Does the new gun right apply against the states? Within a week of the ruling in Heller , five lawsuits were filed seeking to apply the newly designed Second Amendment to nullify gun control laws adopted by local governments in California and Illinois. Each of the cases makes the argument that the Second Amendment is applicable to the state and local governments through the Fourteenth Amendment - an issue the Supreme Court has not considered since 1894, when it said the Amendment applied only to the federal government. In note 23 in Heller, the Court declined to reach the incorporation issue.
The Chicago case, NRA, et al., v. City of Chicago, et al . challenges a restriction very much like the DC ban that had been invalidated - namely, a city code provision that requires registration of firearms, but bars registering handguns. Chicago is within the Seventh Circuit which last found that the Second Amendment applied only to the federal government in 1982 relying upon the Presser v. Illinois (1894). The Circuit Court specifically declined to find that Presser had been superseded by the Fourteenth Amendment and its incorporation of most of the Bill of Rights.
Raising the Standard (of Review)
Beyond applicability to the states or not, the standard of review is uncertain for laws that differ from the District of Columbia handgun ban that was nullified. Justice Scalia seems to eliminate rational basis as an insufficient standard, but not much else.
Depending on the standard of review to be named later, it is supposed that we will learn the answers to the questions that bedevil us now, including why carrying a concealed weapon beyond the home and hearth is not protected and also why licensing laws do seem - so long as they are not disguised as prohibitions - not to offend the “right.” Similarly, we will know whether switchblades or mace or tazers are beyond “weapons typically possessed by law-abiding citizens for lawful purposes.”
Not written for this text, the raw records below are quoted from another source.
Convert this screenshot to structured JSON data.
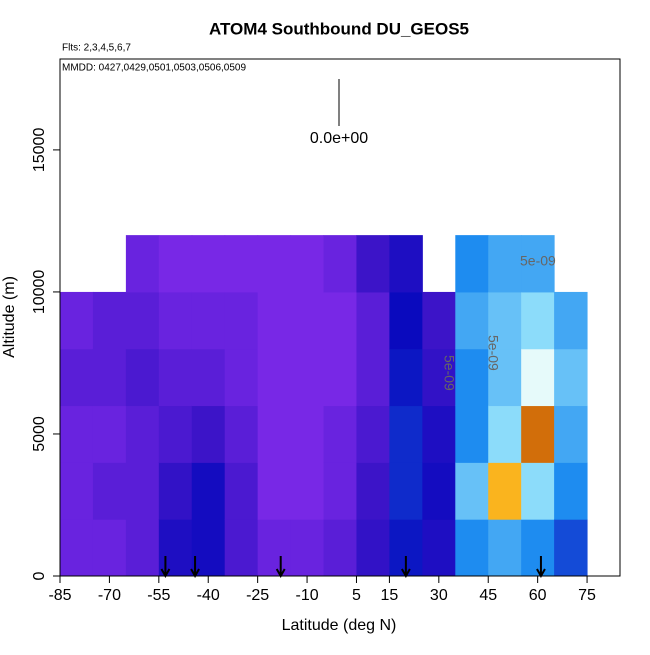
{
  "chart_data": {
    "type": "heatmap",
    "title": "ATOM4 Southbound DU_GEOS5",
    "flights": "Flts: 2,3,4,5,6,7",
    "dates": "MMDD: 0427,0429,0501,0503,0506,0509",
    "xlabel": "Latitude (deg N)",
    "ylabel": "Altitude (m)",
    "xlim": [
      -85,
      85
    ],
    "xticks": [
      -85,
      -70,
      -55,
      -40,
      -25,
      -10,
      5,
      15,
      30,
      45,
      60,
      75
    ],
    "ylim": [
      0,
      18200
    ],
    "yticks": [
      0,
      5000,
      10000,
      15000
    ],
    "x": [
      -80,
      -70,
      -60,
      -50,
      -40,
      -30,
      -20,
      -10,
      0,
      10,
      20,
      30,
      40,
      50,
      60,
      70
    ],
    "y": [
      1000,
      3000,
      5000,
      7000,
      9000,
      11000
    ],
    "z": [
      [
        2e-10,
        2e-10,
        2e-10,
        3e-10,
        2e-10,
        null
      ],
      [
        2e-10,
        3e-10,
        2e-10,
        3e-10,
        3e-10,
        null
      ],
      [
        3e-10,
        3e-10,
        3e-10,
        4e-10,
        3e-10,
        2e-10
      ],
      [
        8e-10,
        6e-10,
        4e-10,
        3e-10,
        2e-10,
        1e-10
      ],
      [
        9e-10,
        9e-10,
        5e-10,
        3e-10,
        2e-10,
        1e-10
      ],
      [
        4e-10,
        4e-10,
        3e-10,
        2e-10,
        2e-10,
        1e-10
      ],
      [
        2e-10,
        1e-10,
        1e-10,
        1e-10,
        1e-10,
        1e-10
      ],
      [
        2e-10,
        1e-10,
        1e-10,
        1e-10,
        1e-10,
        1e-10
      ],
      [
        3e-10,
        2e-10,
        2e-10,
        1e-10,
        1e-10,
        2e-10
      ],
      [
        6e-10,
        5e-10,
        4e-10,
        3e-10,
        3e-10,
        5e-10
      ],
      [
        1.2e-09,
        1.5e-09,
        1.5e-09,
        1.2e-09,
        1e-09,
        8e-10
      ],
      [
        8e-10,
        9e-10,
        8e-10,
        6e-10,
        5e-10,
        null
      ],
      [
        3e-09,
        5e-09,
        3e-09,
        3e-09,
        4e-09,
        3e-09
      ],
      [
        4e-09,
        1.2e-08,
        6e-09,
        5e-09,
        5e-09,
        4e-09
      ],
      [
        3e-09,
        6e-09,
        1.4e-08,
        9e-09,
        6e-09,
        4e-09
      ],
      [
        2e-09,
        3e-09,
        4e-09,
        5e-09,
        4e-09,
        null
      ]
    ],
    "scale_label": "0.0e+00",
    "contour_label": "5e-09",
    "flight_markers": [
      -53,
      -44,
      -18,
      20,
      61
    ]
  }
}
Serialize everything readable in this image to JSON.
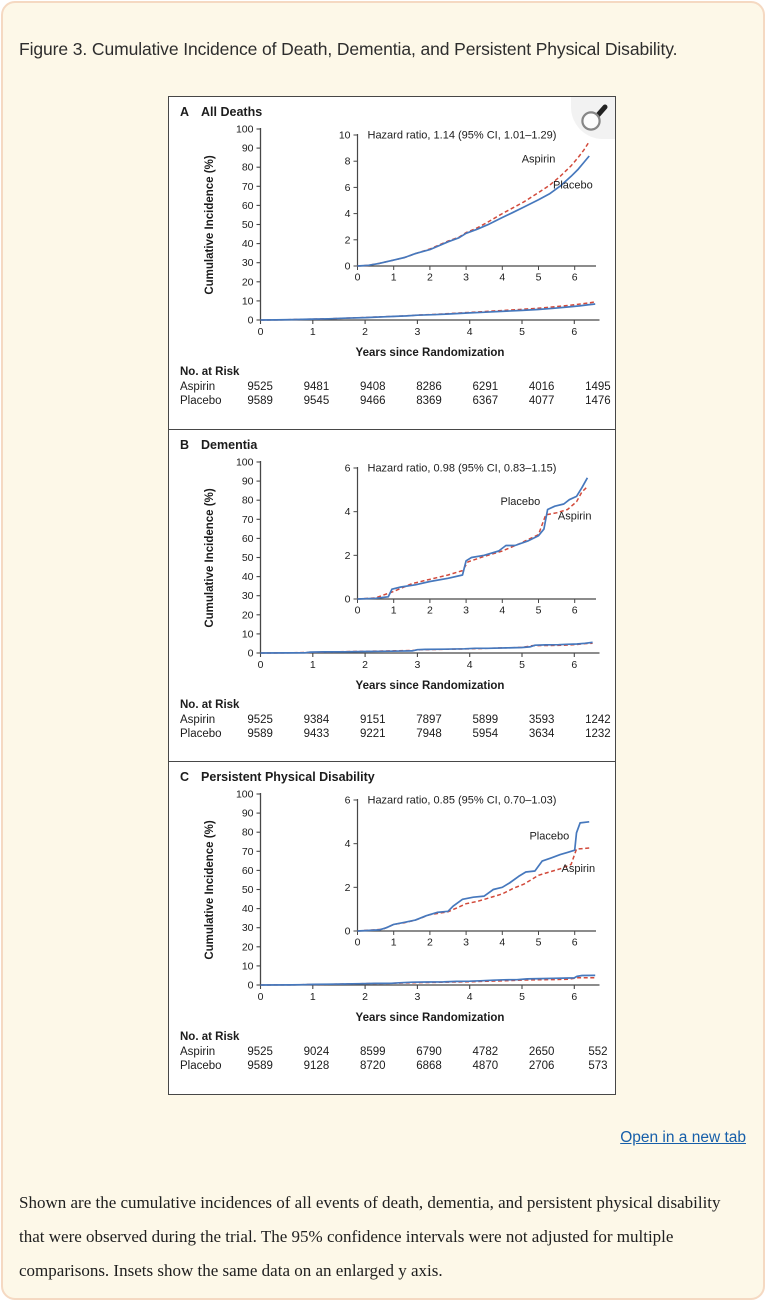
{
  "page": {
    "title": "Figure 3. Cumulative Incidence of Death, Dementia, and Persistent Physical Disability.",
    "open_link": "Open in a new tab",
    "caption": "Shown are the cumulative incidences of all events of death, dementia, and persistent physical disability that were observed during the trial. The 95% confidence intervals were not adjusted for multiple comparisons. Insets show the same data on an enlarged y axis.",
    "colors": {
      "aspirin": "#d24a3b",
      "placebo": "#4678bd",
      "axis": "#474747",
      "text": "#1c1c1c",
      "card_bg": "#fdf8e8",
      "card_border": "#f5d9c2",
      "link": "#175fa9"
    },
    "icons": {
      "zoom_icon": "magnifying-glass"
    }
  },
  "chart_data": [
    {
      "type": "line",
      "letter": "A",
      "title": "All Deaths",
      "hazard_text": "Hazard ratio, 1.14 (95% CI, 1.01–1.29)",
      "ylabel": "Cumulative Incidence (%)",
      "xlabel": "Years since Randomization",
      "xlim": [
        0,
        6.45
      ],
      "xticks": [
        0,
        1,
        2,
        3,
        4,
        5,
        6
      ],
      "main_ylim": [
        0,
        100
      ],
      "main_yticks": [
        0,
        10,
        20,
        30,
        40,
        50,
        60,
        70,
        80,
        90,
        100
      ],
      "inset_ylim": [
        0,
        10
      ],
      "inset_yticks": [
        0,
        2,
        4,
        6,
        8,
        10
      ],
      "series": [
        {
          "name": "Aspirin",
          "color_key": "aspirin",
          "style": "dashed",
          "points": [
            [
              0,
              0
            ],
            [
              0.3,
              0.05
            ],
            [
              0.6,
              0.2
            ],
            [
              1,
              0.45
            ],
            [
              1.3,
              0.65
            ],
            [
              1.6,
              0.95
            ],
            [
              2,
              1.3
            ],
            [
              2.5,
              1.9
            ],
            [
              2.8,
              2.2
            ],
            [
              3,
              2.55
            ],
            [
              3.3,
              2.9
            ],
            [
              3.6,
              3.35
            ],
            [
              4,
              4.0
            ],
            [
              4.3,
              4.45
            ],
            [
              4.6,
              4.9
            ],
            [
              5,
              5.6
            ],
            [
              5.3,
              6.15
            ],
            [
              5.6,
              6.85
            ],
            [
              5.9,
              7.65
            ],
            [
              6.1,
              8.3
            ],
            [
              6.25,
              8.85
            ],
            [
              6.4,
              9.5
            ]
          ]
        },
        {
          "name": "Placebo",
          "color_key": "placebo",
          "style": "solid",
          "points": [
            [
              0,
              0
            ],
            [
              0.3,
              0.05
            ],
            [
              0.6,
              0.2
            ],
            [
              1,
              0.45
            ],
            [
              1.3,
              0.65
            ],
            [
              1.6,
              0.95
            ],
            [
              2,
              1.25
            ],
            [
              2.5,
              1.85
            ],
            [
              2.8,
              2.15
            ],
            [
              3,
              2.5
            ],
            [
              3.3,
              2.8
            ],
            [
              3.6,
              3.15
            ],
            [
              4,
              3.7
            ],
            [
              4.3,
              4.1
            ],
            [
              4.6,
              4.5
            ],
            [
              5,
              5.05
            ],
            [
              5.3,
              5.5
            ],
            [
              5.6,
              6.1
            ],
            [
              5.9,
              6.85
            ],
            [
              6.1,
              7.4
            ],
            [
              6.25,
              7.9
            ],
            [
              6.4,
              8.4
            ]
          ]
        }
      ],
      "series_labels": [
        {
          "text": "Aspirin",
          "x": 5.0,
          "y": 7.9
        },
        {
          "text": "Placebo",
          "x": 5.95,
          "y": 5.9
        }
      ],
      "risk_table": {
        "title": "No. at Risk",
        "rows": [
          {
            "label": "Aspirin",
            "values": [
              "9525",
              "9481",
              "9408",
              "8286",
              "6291",
              "4016",
              "1495"
            ]
          },
          {
            "label": "Placebo",
            "values": [
              "9589",
              "9545",
              "9466",
              "8369",
              "6367",
              "4077",
              "1476"
            ]
          }
        ]
      }
    },
    {
      "type": "line",
      "letter": "B",
      "title": "Dementia",
      "hazard_text": "Hazard ratio, 0.98 (95% CI, 0.83–1.15)",
      "ylabel": "Cumulative Incidence (%)",
      "xlabel": "Years since Randomization",
      "xlim": [
        0,
        6.45
      ],
      "xticks": [
        0,
        1,
        2,
        3,
        4,
        5,
        6
      ],
      "main_ylim": [
        0,
        100
      ],
      "main_yticks": [
        0,
        10,
        20,
        30,
        40,
        50,
        60,
        70,
        80,
        90,
        100
      ],
      "inset_ylim": [
        0,
        6
      ],
      "inset_yticks": [
        0,
        2,
        4,
        6
      ],
      "series": [
        {
          "name": "Aspirin",
          "color_key": "aspirin",
          "style": "dashed",
          "points": [
            [
              0,
              0
            ],
            [
              0.5,
              0.05
            ],
            [
              1,
              0.35
            ],
            [
              1.5,
              0.7
            ],
            [
              2,
              0.9
            ],
            [
              2.5,
              1.1
            ],
            [
              2.9,
              1.3
            ],
            [
              3.05,
              1.7
            ],
            [
              3.5,
              1.95
            ],
            [
              4,
              2.2
            ],
            [
              4.5,
              2.55
            ],
            [
              5,
              2.95
            ],
            [
              5.2,
              3.85
            ],
            [
              5.5,
              3.95
            ],
            [
              5.8,
              4.1
            ],
            [
              6.05,
              4.45
            ],
            [
              6.2,
              4.9
            ],
            [
              6.35,
              5.15
            ]
          ]
        },
        {
          "name": "Placebo",
          "color_key": "placebo",
          "style": "solid",
          "points": [
            [
              0,
              0
            ],
            [
              0.5,
              0.03
            ],
            [
              0.85,
              0.1
            ],
            [
              0.95,
              0.45
            ],
            [
              1.2,
              0.55
            ],
            [
              1.6,
              0.65
            ],
            [
              2,
              0.8
            ],
            [
              2.5,
              0.95
            ],
            [
              2.9,
              1.1
            ],
            [
              3.0,
              1.75
            ],
            [
              3.15,
              1.9
            ],
            [
              3.5,
              2.0
            ],
            [
              3.9,
              2.2
            ],
            [
              4.1,
              2.45
            ],
            [
              4.35,
              2.45
            ],
            [
              4.7,
              2.65
            ],
            [
              5,
              2.9
            ],
            [
              5.15,
              3.2
            ],
            [
              5.25,
              4.1
            ],
            [
              5.45,
              4.25
            ],
            [
              5.7,
              4.35
            ],
            [
              5.85,
              4.55
            ],
            [
              6.05,
              4.7
            ],
            [
              6.2,
              5.1
            ],
            [
              6.35,
              5.55
            ]
          ]
        }
      ],
      "series_labels": [
        {
          "text": "Placebo",
          "x": 4.5,
          "y": 4.3
        },
        {
          "text": "Aspirin",
          "x": 6.0,
          "y": 3.65
        }
      ],
      "risk_table": {
        "title": "No. at Risk",
        "rows": [
          {
            "label": "Aspirin",
            "values": [
              "9525",
              "9384",
              "9151",
              "7897",
              "5899",
              "3593",
              "1242"
            ]
          },
          {
            "label": "Placebo",
            "values": [
              "9589",
              "9433",
              "9221",
              "7948",
              "5954",
              "3634",
              "1232"
            ]
          }
        ]
      }
    },
    {
      "type": "line",
      "letter": "C",
      "title": "Persistent Physical Disability",
      "hazard_text": "Hazard ratio, 0.85 (95% CI, 0.70–1.03)",
      "ylabel": "Cumulative Incidence (%)",
      "xlabel": "Years since Randomization",
      "xlim": [
        0,
        6.45
      ],
      "xticks": [
        0,
        1,
        2,
        3,
        4,
        5,
        6
      ],
      "main_ylim": [
        0,
        100
      ],
      "main_yticks": [
        0,
        10,
        20,
        30,
        40,
        50,
        60,
        70,
        80,
        90,
        100
      ],
      "inset_ylim": [
        0,
        6
      ],
      "inset_yticks": [
        0,
        2,
        4,
        6
      ],
      "series": [
        {
          "name": "Aspirin",
          "color_key": "aspirin",
          "style": "dashed",
          "points": [
            [
              0,
              0
            ],
            [
              0.7,
              0.08
            ],
            [
              1,
              0.3
            ],
            [
              1.3,
              0.38
            ],
            [
              1.6,
              0.5
            ],
            [
              2,
              0.75
            ],
            [
              2.5,
              0.88
            ],
            [
              2.8,
              1.1
            ],
            [
              3,
              1.25
            ],
            [
              3.3,
              1.35
            ],
            [
              3.6,
              1.5
            ],
            [
              4,
              1.7
            ],
            [
              4.3,
              1.95
            ],
            [
              4.6,
              2.15
            ],
            [
              5,
              2.55
            ],
            [
              5.3,
              2.7
            ],
            [
              5.6,
              2.85
            ],
            [
              5.9,
              3.05
            ],
            [
              6.05,
              3.75
            ],
            [
              6.4,
              3.8
            ]
          ]
        },
        {
          "name": "Placebo",
          "color_key": "placebo",
          "style": "solid",
          "points": [
            [
              0,
              0
            ],
            [
              0.6,
              0.05
            ],
            [
              0.8,
              0.15
            ],
            [
              1,
              0.3
            ],
            [
              1.3,
              0.4
            ],
            [
              1.6,
              0.5
            ],
            [
              1.9,
              0.7
            ],
            [
              2.2,
              0.85
            ],
            [
              2.5,
              0.9
            ],
            [
              2.65,
              1.15
            ],
            [
              2.9,
              1.45
            ],
            [
              3.2,
              1.55
            ],
            [
              3.5,
              1.6
            ],
            [
              3.75,
              1.9
            ],
            [
              4,
              2.0
            ],
            [
              4.2,
              2.2
            ],
            [
              4.45,
              2.5
            ],
            [
              4.65,
              2.7
            ],
            [
              4.9,
              2.75
            ],
            [
              5.1,
              3.2
            ],
            [
              5.35,
              3.35
            ],
            [
              5.6,
              3.5
            ],
            [
              5.8,
              3.6
            ],
            [
              6,
              3.7
            ],
            [
              6.05,
              4.5
            ],
            [
              6.15,
              4.95
            ],
            [
              6.4,
              5.0
            ]
          ]
        }
      ],
      "series_labels": [
        {
          "text": "Placebo",
          "x": 5.3,
          "y": 4.2
        },
        {
          "text": "Aspirin",
          "x": 6.1,
          "y": 2.7
        }
      ],
      "risk_table": {
        "title": "No. at Risk",
        "rows": [
          {
            "label": "Aspirin",
            "values": [
              "9525",
              "9024",
              "8599",
              "6790",
              "4782",
              "2650",
              "552"
            ]
          },
          {
            "label": "Placebo",
            "values": [
              "9589",
              "9128",
              "8720",
              "6868",
              "4870",
              "2706",
              "573"
            ]
          }
        ]
      }
    }
  ]
}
Come, Learn from the Master – or Go Directly to Jail
Finally, the ever dutiful citizenry will be instructed by its judicial masters as to how far, if at all, the right can be taken outside one’s home? The front stoop? One’s car parked at the curb? The RV parked out back? In the meantime, I suspect it won’t be long before a law-abiding Dick Heller-type fella is charged by a local prosecutor for a crime because he used a gun or other weapon beyond the home, in claimed self-defense, only to find upon posting bond that he did not successfully discern the constitutionally acceptable geographic location.
My friend, Bob Levy at CATO brought this case to enhance human liberty. As I see it, only judicial liberty is being advanced. Indeed, to borrow some florid prose from the one-time author of the opinion itself: “The Imperial Judiciary Lives!” Don’t expect it to be talked about in those terms by either of the candidates, however, who in one way or the other will have been silenced, well, at the point of a gun.